We asked Steve to outline the AI opportunities for US and European utilities for our clients.
[1] from March 31, 2024-June 10, 2024. Source: FactSet
Key insights
- AI's rising power demand is driving enthusiasm in the utilities sector.
- US independent power producers are the key beneficiaries, while earnings growth for US regulated utilities is limited by funding and rate constraints.
- Investors may be underestimating potential benefits to European utilities from increased renewable energy demand, investments in regulated networks, and exposure to rising US power prices.
Key Beneficiaries: US Independent Power Producers (IPPs)

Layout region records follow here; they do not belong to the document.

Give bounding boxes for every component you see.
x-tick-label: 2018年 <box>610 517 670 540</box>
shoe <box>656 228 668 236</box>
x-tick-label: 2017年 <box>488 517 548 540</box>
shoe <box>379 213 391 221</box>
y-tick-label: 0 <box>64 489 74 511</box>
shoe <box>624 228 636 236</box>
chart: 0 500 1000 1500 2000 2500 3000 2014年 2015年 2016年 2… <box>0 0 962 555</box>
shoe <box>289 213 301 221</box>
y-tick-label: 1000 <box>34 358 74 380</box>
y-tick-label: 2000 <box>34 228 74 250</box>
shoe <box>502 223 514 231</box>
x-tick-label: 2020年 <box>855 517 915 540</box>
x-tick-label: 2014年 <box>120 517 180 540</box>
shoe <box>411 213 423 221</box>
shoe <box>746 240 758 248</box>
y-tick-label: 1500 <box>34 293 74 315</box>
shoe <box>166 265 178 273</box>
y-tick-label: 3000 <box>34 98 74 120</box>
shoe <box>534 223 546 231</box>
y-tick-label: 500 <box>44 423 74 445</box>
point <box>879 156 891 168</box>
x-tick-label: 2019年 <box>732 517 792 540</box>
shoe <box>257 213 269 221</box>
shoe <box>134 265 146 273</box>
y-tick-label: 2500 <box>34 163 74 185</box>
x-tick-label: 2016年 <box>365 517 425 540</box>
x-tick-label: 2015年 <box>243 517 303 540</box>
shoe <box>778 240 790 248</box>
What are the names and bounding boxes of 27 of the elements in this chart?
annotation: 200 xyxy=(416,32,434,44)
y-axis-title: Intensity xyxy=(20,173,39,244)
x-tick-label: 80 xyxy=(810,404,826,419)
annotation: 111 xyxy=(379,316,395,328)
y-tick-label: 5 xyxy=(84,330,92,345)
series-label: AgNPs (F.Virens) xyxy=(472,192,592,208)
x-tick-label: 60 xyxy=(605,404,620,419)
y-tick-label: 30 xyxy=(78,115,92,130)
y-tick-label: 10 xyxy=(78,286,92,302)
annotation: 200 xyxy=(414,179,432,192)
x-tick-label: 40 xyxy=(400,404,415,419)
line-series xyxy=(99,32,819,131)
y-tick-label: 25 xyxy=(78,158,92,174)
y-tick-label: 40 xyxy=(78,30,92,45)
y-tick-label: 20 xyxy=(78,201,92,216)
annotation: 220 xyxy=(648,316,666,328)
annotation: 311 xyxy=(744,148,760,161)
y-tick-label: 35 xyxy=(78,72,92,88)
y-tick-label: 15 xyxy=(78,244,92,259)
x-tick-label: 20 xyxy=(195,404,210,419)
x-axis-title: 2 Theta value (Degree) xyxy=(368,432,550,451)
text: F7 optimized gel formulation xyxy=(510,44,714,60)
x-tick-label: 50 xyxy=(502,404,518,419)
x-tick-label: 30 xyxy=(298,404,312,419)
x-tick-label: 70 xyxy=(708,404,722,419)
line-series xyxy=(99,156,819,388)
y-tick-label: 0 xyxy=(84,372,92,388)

The most notable beneficiaries of the increased electricity demand are the US independent power producers (IPPs) such as Vistra, Constellation Energy, and NRG. These are merchant utilities, meaning they sell power into deregulated or competitive electricity markets. These companies have seen their share prices double or triple over the past year for the following reasons:
Higher Power Prices: Because they sell into deregulated markets, merchant utilities are highly sensitive to power prices. Both spot and forward power prices in the US have risen, as have contract prices for data center Power Purchase Agreements (PPAs). Since merchant power sales are a large portion of total profits, small changes in power prices have significant impacts on total company cash flows.
Valuation Multiples: Traditionally, IPPs have traded at significant valuation discounts to other utilities, given their gas and power price sensitivity and limited growth opportunities. Lower valuations provided more room for their multiples to expand to reflect bullishness on the AI/data center theme, while still appearing inexpensive versus broad market multiples.
Regulated US Utilities: Incremental, Not Transformative
For regulated US utilities, the benefits of increased electricity demand from AI data centers are likely to be more modest.
Regulated Rate Base Growth Regulated utilities are permitted to earn a specified return on their rate base, or the value of their assets. All else equal, increased electricity demand from AI data centers generally require power generation and network infrastructure investments, driving incremental rate base growth and, consequently, higher revenues.
Growth Limitations: Customer Rates and Funding Capacity Regulated utilities’ growth rates are generally constrained by the rate increases they can pass along to customers and their ability to secure funding for investments and expansion projects. For these reasons, we do not expect significant increases in earnings-per-share growth rates across the US utility sector from data center demand.
Multiple Expansion Potential Increased electricity demand, or load growth, increases the utilization of existing power infrastructure, allowing fixed costs to be distributed across a larger customer base for improved per-customer affordability. A more favorable affordability landscape reduces risks associated with future investments and growth, which, in combination with historically low multiples for US regulated utilities, sets the stage for earnings multiple expansion.
We think the market is underappreciating multiple ways that European utilities may benefit from AI demand for electricity.
European Utilities: Underappreciated Beneficiaries
In Europe, enthusiasm for AI’s impact on utilities has been more subdued. Furthermore, the share prices of European utilities have been under pressure due to rising yields this year and a decline in power prices from previously high levels. This contrasts with the US, where power prices have been rising from lower starting points. We think the market is underappreciating multiple ways that European utilities may benefit from AI demand for electricity. The Causeway Global Value strategy currently has positions in Enel and RWE; the Causeway International Value strategy also holds these positions and has an additional position in Iberdrola.
Opportunities:
Support for Power Prices in European Merchant Businesses: Increased power demand from data centers should benefit European utilities’ merchant generation businesses. However, data center growth in Europe is not expected to match the dramatic rise in the US, potentially leading to a smaller price impact.
Positive Impact on Prices and Volumes for European Renewables: Causeway’s European utility holdings have significant renewable development businesses. Greater demand for green power from data centers should boost both the prices these renewable projects can secure through PPAs and the capacity additions needed to meet the increased power demand.
Tailwinds for European Regulated Networks: European utilities with regulated electricity distribution and transmission businesses should benefit from increased investments to connect renewables to the grid. And unlike pure-play (fully) regulated US utilities that require external capital for growth, Causeway’s European utilities holdings have a mix of merchant and regulated business exposure, which allows them to use cash flows from unregulated businesses to fund growth in regulated networks.
Cross-Atlantic Exposure: Causeway’s European utility holdings have substantial US renewable development businesses that, we believe, are likely to benefit from rising power prices and increased demand for green power in the US.
Growing AI usage presents a positive structural trend for utilities, but we believe bottom-up, fundamental research is essential to avoid overpaying for these benefits. We continue to diligently cover the universe of global utilities to understand the specific dynamics of each company and its exposure to AI-driven power demand.